08:05 AM EST, 02/20/2025 (MT Newswires) -- Beyond just hitting back at the United States with either tariff retaliation, or even better, export taxes, what the Canadian government can also do is embark on a massive fiscal stimulus program -- hopefully addressing Canada's tax competitiveness disadvantage at the same time, said Rosenberg Research.
While many in Canada grapple with irresponsible fiscal policy, the reality is that the annual federal budget deficit in Canada is 2% relative to gross domestic product, noted Rosenberg.
That comparable in the U.S. is over 6%, and for the first time since WWII (1942-46), it has topped 5% for five consecutive years, stated Rosenberg.
That has only happened during WWII -- not even in the harsh recession of the early 1980s and the Great Depression in the 1930s have investors ever seen fiscal largess in the U.S. quite like this, it pointed out.
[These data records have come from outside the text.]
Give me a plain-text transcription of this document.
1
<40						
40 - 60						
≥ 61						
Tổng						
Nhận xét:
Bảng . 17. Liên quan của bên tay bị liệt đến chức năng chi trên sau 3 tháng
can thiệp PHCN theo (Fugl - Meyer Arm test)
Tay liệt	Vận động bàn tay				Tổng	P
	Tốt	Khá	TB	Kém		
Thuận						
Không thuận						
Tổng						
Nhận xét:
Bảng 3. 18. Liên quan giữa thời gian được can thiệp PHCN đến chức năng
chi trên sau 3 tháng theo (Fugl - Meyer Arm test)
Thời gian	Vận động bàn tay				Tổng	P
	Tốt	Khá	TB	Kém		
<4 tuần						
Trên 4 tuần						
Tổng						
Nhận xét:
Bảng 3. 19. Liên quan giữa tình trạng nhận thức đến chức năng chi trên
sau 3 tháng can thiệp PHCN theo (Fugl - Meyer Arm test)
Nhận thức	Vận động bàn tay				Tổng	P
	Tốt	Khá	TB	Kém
But it does put the term "American Exceptionalism" in a certain light, added Rosenberg.
The debt-to-GDP ratio in Canada is a fraction of where it is in the U.S. at 42%, and even including the provinces, that ratio stands below 90% versus almost 130% in the U.S.
Canada has the fiscal flexibility -- and no matter who wins this year's parliamentary election, they should probably use it, according to Rosenberg.